In one one of the letters from Weeks to Cammie Henry dated July 1932 that I read yesterday, he describes encounters with uninvited guests:
I have been locking my gates night and day.  It is now 8:45 p.m. and someone just telephoned.  I answered myself and said I was out.  We have been finding people in the house even. Monday I locked a crowd of fifteen in and made them jump the fence!
...
Weeks Hall letter to Cammie Henry, 1932

Why is it, dear Aunt Cammie, that people pressure on country people, as you well know, in ways that they would not dare in the cities. Two months ago I had my house and gates locked. I was upstairs and sent the boy to the yard for the dog. A man that I know fairly well had jumped the fence and caught the boy coming in the back door.

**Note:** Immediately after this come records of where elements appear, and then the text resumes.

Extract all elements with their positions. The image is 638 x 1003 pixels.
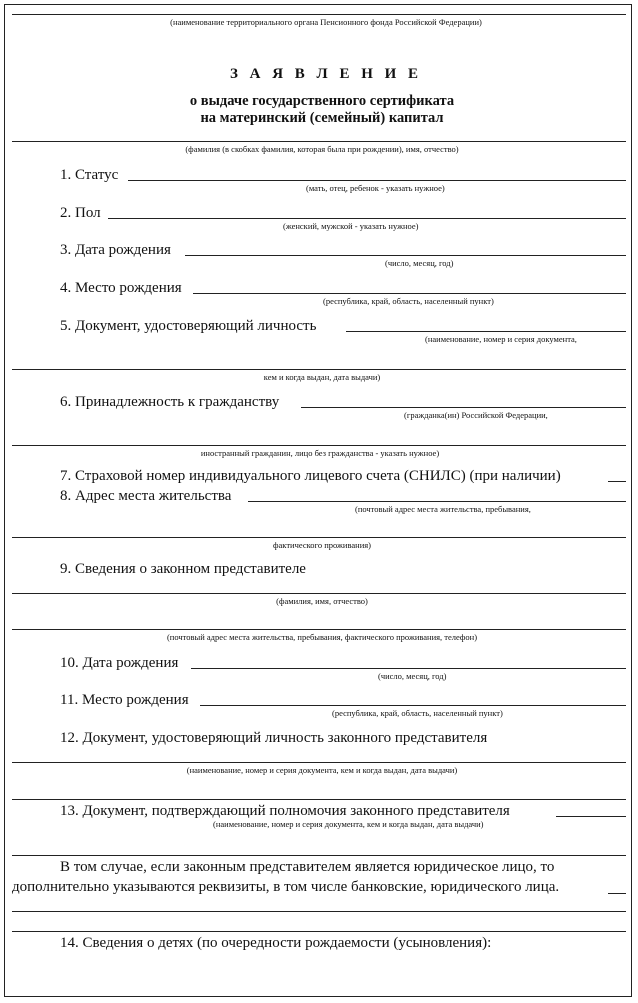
rep-pob-line[interactable] (200, 705, 626, 706)
sex-line[interactable] (108, 218, 626, 219)
doc-hint-2: кем и когда выдан, дата выдачи) (263, 372, 381, 382)
pob-hint: (республика, край, область, населенный пункт) (323, 296, 494, 306)
rep-doc-hint: (наименование, номер и серия документа, кем и когда выдан, дата выдачи) (186, 765, 458, 775)
doc-label: 5. Документ, удостоверяющий личность (60, 318, 317, 334)
rep-line[interactable] (12, 593, 626, 594)
rep-line-2[interactable] (12, 629, 626, 630)
address-hint: (почтовый адрес места жительства, пребывания, (355, 504, 531, 514)
rep-auth-line-2[interactable] (12, 855, 626, 856)
address-line-2[interactable] (12, 537, 626, 538)
form-subtitle-2: на материнский (семейный) капитал (200, 110, 444, 126)
rep-pob-hint: (республика, край, область, населенный пункт) (332, 708, 503, 718)
rep-auth-line[interactable] (556, 816, 626, 817)
address-label: 8. Адрес места жительства (60, 488, 232, 504)
citizenship-line-2[interactable] (12, 445, 626, 446)
snils-label: 7. Страховой номер индивидуального лицевого счета (СНИЛС) (при наличии) (60, 468, 561, 484)
rep-dob-hint: (число, месяц, год) (378, 671, 447, 681)
citizenship-hint-2: иностранный гражданин, лицо без гражданства - указать нужное) (200, 448, 440, 458)
form-subtitle-1: о выдаче государственного сертификата (189, 93, 455, 109)
fio-caption: (фамилия (в скобках фамилия, которая была при рождении), имя, отчество) (185, 144, 459, 154)
legal-entity-text-1: В том случае, если законным представителем является юридическое лицо, то (60, 859, 555, 875)
legal-entity-line[interactable] (608, 893, 626, 894)
citizenship-line[interactable] (301, 407, 626, 408)
form-title: З А Я В Л Е Н И Е (229, 66, 423, 82)
rep-doc-line-2[interactable] (12, 799, 626, 800)
doc-hint: (наименование, номер и серия документа, (425, 334, 577, 344)
rep-pob-label: 11. Место рождения (60, 692, 189, 708)
rep-hint: (фамилия, имя, отчество) (276, 596, 368, 606)
status-label: 1. Статус (60, 167, 119, 183)
dob-label: 3. Дата рождения (60, 242, 171, 258)
doc-line-2[interactable] (12, 369, 626, 370)
organ-caption: (наименование территориального органа Пенсионного фонда Российской Федерации) (170, 17, 482, 27)
organ-line[interactable] (12, 14, 626, 15)
rep-doc-label: 12. Документ, удостоверяющий личность законного представителя (60, 730, 488, 746)
dob-hint: (число, месяц, год) (385, 258, 454, 268)
rep-hint-2: (почтовый адрес места жительства, пребывания, фактического проживания, телефон) (166, 632, 478, 642)
rep-auth-hint: (наименование, номер и серия документа, кем и когда выдан, дата выдачи) (213, 819, 484, 829)
rep-doc-line[interactable] (12, 762, 626, 763)
rep-auth-label: 13. Документ, подтверждающий полномочия законного представителя (60, 803, 510, 819)
status-hint: (мать, отец, ребенок - указать нужное) (306, 183, 445, 193)
pob-line[interactable] (193, 293, 626, 294)
snils-line[interactable] (608, 481, 626, 482)
rep-label: 9. Сведения о законном представителе (60, 561, 306, 577)
doc-line[interactable] (346, 331, 626, 332)
children-label: 14. Сведения о детях (по очередности рождаемости (усыновления): (60, 935, 492, 951)
rep-dob-label: 10. Дата рождения (60, 655, 179, 671)
status-line[interactable] (128, 180, 626, 181)
sex-hint: (женский, мужской - указать нужное) (283, 221, 419, 231)
citizenship-label: 6. Принадлежность к гражданству (60, 394, 280, 410)
address-hint-2: фактического проживания) (273, 540, 371, 550)
fio-line[interactable] (12, 141, 626, 142)
legal-entity-line-2[interactable] (12, 911, 626, 912)
legal-entity-line-3[interactable] (12, 931, 626, 932)
address-line[interactable] (248, 501, 626, 502)
pob-label: 4. Место рождения (60, 280, 182, 296)
citizenship-hint: (гражданка(ин) Российской Федерации, (404, 410, 548, 420)
legal-entity-text-2: дополнительно указываются реквизиты, в том числе банковские, юридического лица. (12, 879, 560, 895)
dob-line[interactable] (185, 255, 626, 256)
sex-label: 2. Пол (60, 205, 101, 221)
rep-dob-line[interactable] (191, 668, 626, 669)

He made him open the gate, brought in eight people, a suitcase of liquors, and had party in my kitchen for two hours. I had hidden in the garret. When they left I asked the boy to bring up my lunch. They had eaten not only all of that but a ham that I cooked especially and promised to my cousins next door.
Can you imagine?!

Weeks Hall and Lyle Saxon were lifelong friends and both were charming hosts when they wanted to be, apparently, as was Cammie Henry, and all had a sense of responsibility in preservation.

Cammie's efforts in preserving and restoring not only Melrose plantation but the cabins and buildings that she brought there as well as her patronage of artists and writers of the time is invaluable.  Lyle Saxon preserved Louisiana lore and history through his writings for the newspaper as well as through his books, and Weeks Hall, of course, preserved and restored The Shadows.

I'm grateful for all three of these people not only for their preservation of my home state but also for their forward thinking and the records they left behind. They provide an invaluable look at their age and allow us to look into their lives.

If wanderlust strikes you this spring and summer, put both Melrose Plantation and The Shadows on your destination list.  Louisiana is a beautiful place: get out and explore!